Create a Code cell with this code. It just generates some fake contours and creates a plot. Ensure that the cell is in Linked Mode (see the button in the image below next to the text that says “Run Linked”).

x, y, z = generate_synthetic_contour_data(grid_size=100, num_peaks=3)
fig, ax = plt.subplots(figsize=(10, 8))
levels = np.linspace(0.1, 1.0, 10)
contour_set = ax.contour(x, y, z, levels=levels)
plt.show()

Optionally you can hit the ‘Create reference’ button on the spreadsheet to see a bigger image of the plot. For example:

On a new sheet to the right of the sheet mentioned above, create a new code cell in A1 with this code. Again, ensure the cell is in Linked Mode:

contour_paths = []
for collection in contour_set.collections:
    paths = []
    for path in collection.get_paths():
        paths.append(path.vertices)
    contour_paths.append(paths)

# Convert contours to DXF text content
print("Converting contours to DXF text content...")
dxf_lines = contours_to_excel_data(contour_paths, levels)

That code creates the text lines that would normally be saved in the dxf file (which is just a text file). You can then save your workbook, then select this sheet and use ‘Save As’ to save the sheet as a text file, giving it a file name with the dxf extension.

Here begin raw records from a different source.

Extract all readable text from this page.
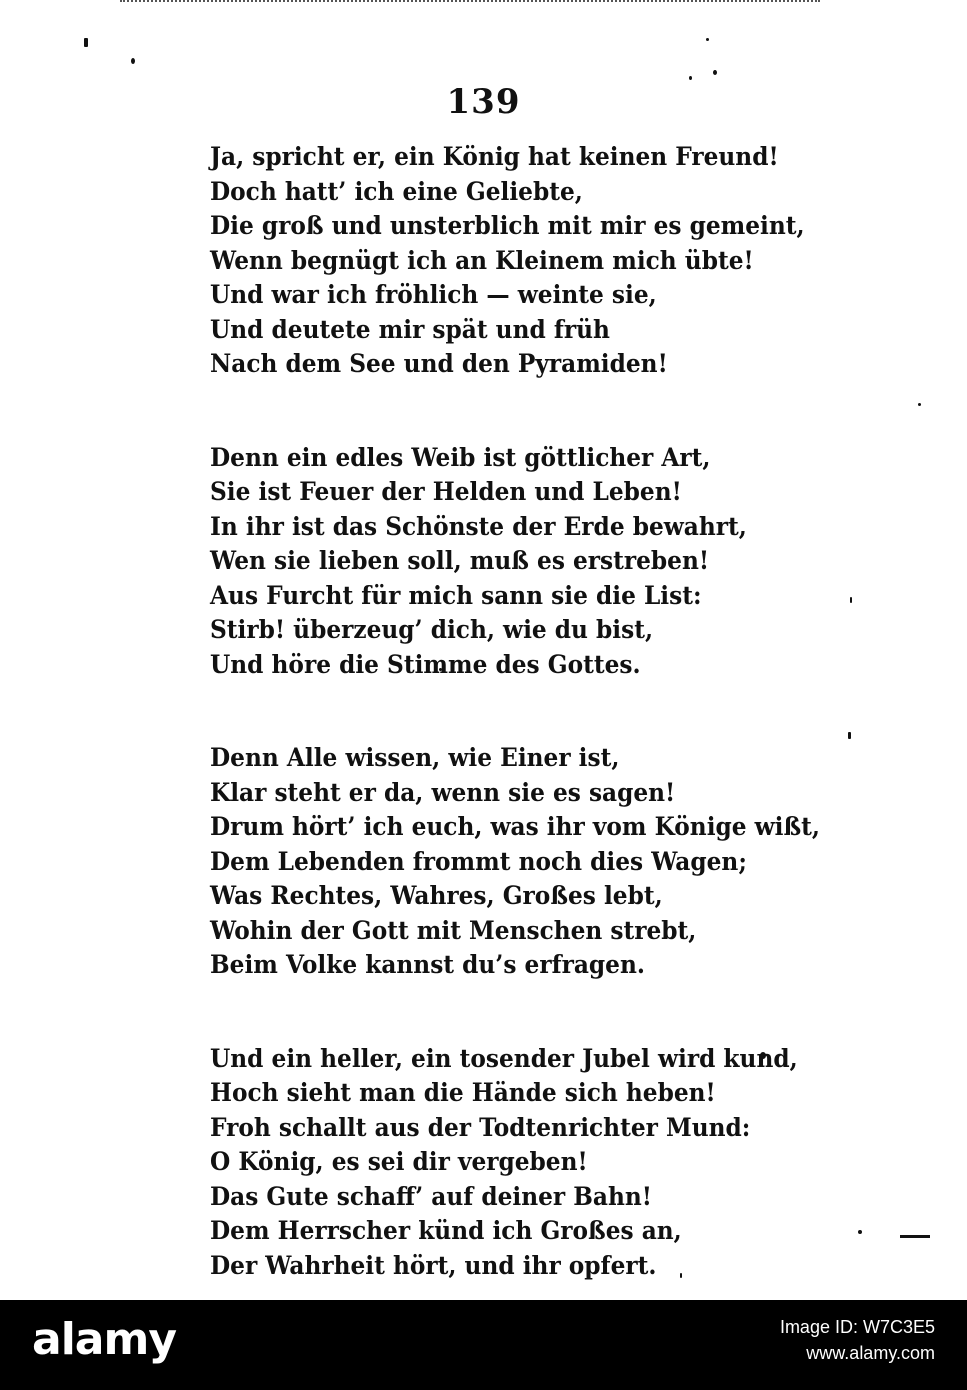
139
Ja, spricht er, ein König hat keinen Freund!
Doch hatt’ ich eine Geliebte,
Die groß und unsterblich mit mir es gemeint,
Wenn begnügt ich an Kleinem mich übte!
Und war ich fröhlich — weinte sie,
Und deutete mir spät und früh
Nach dem See und den Pyramiden!
Denn ein edles Weib ist göttlicher Art,
Sie ist Feuer der Helden und Leben!
In ihr ist das Schönste der Erde bewahrt,
Wen sie lieben soll, muß es erstreben!
Aus Furcht für mich sann sie die List:
Stirb! überzeug’ dich, wie du bist,
Und höre die Stimme des Gottes.
Denn Alle wissen, wie Einer ist,
Klar steht er da, wenn sie es sagen!
Drum hört’ ich euch, was ihr vom Könige wißt,
Dem Lebenden frommt noch dies Wagen;
Was Rechtes, Wahres, Großes lebt,
Wohin der Gott mit Menschen strebt,
Beim Volke kannst du’s erfragen.
Und ein heller, ein tosender Jubel wird kund,
Hoch sieht man die Hände sich heben!
Froh schallt aus der Todtenrichter Mund:
O König, es sei dir vergeben!
Das Gute schaff’ auf deiner Bahn!
Dem Herrscher künd ich Großes an,
Der Wahrheit hört, und ihr opfert.
alamy	Image ID: W7C3E5
www.alamy.com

To verify that the lines produced in the step above are valid dxf file lines, you can create a third sheet and use this code in a Code cell which is again in Linked Mode:

fig = plot_dxf_from_lines(dxf_lines)

That code reads the dxf lines from the second sheet and recreates the plot from scratch. The created plot should be the same as the original plot on the first sheet.

dfx files aren’t my area of expertise, so it would be interesting to find out if you are able to use a dxf file created from the dxf lines sheet in some other program with any degree of success.

Thanks and let me know!

Owen

1 Like

Owen, you’re a legend, mate!

Unfortunately, I can’t try it out right now because my IT department blocked Python functionality for me last night. But I’ll give it a go as soon as it’s back up and running. Can’t wait!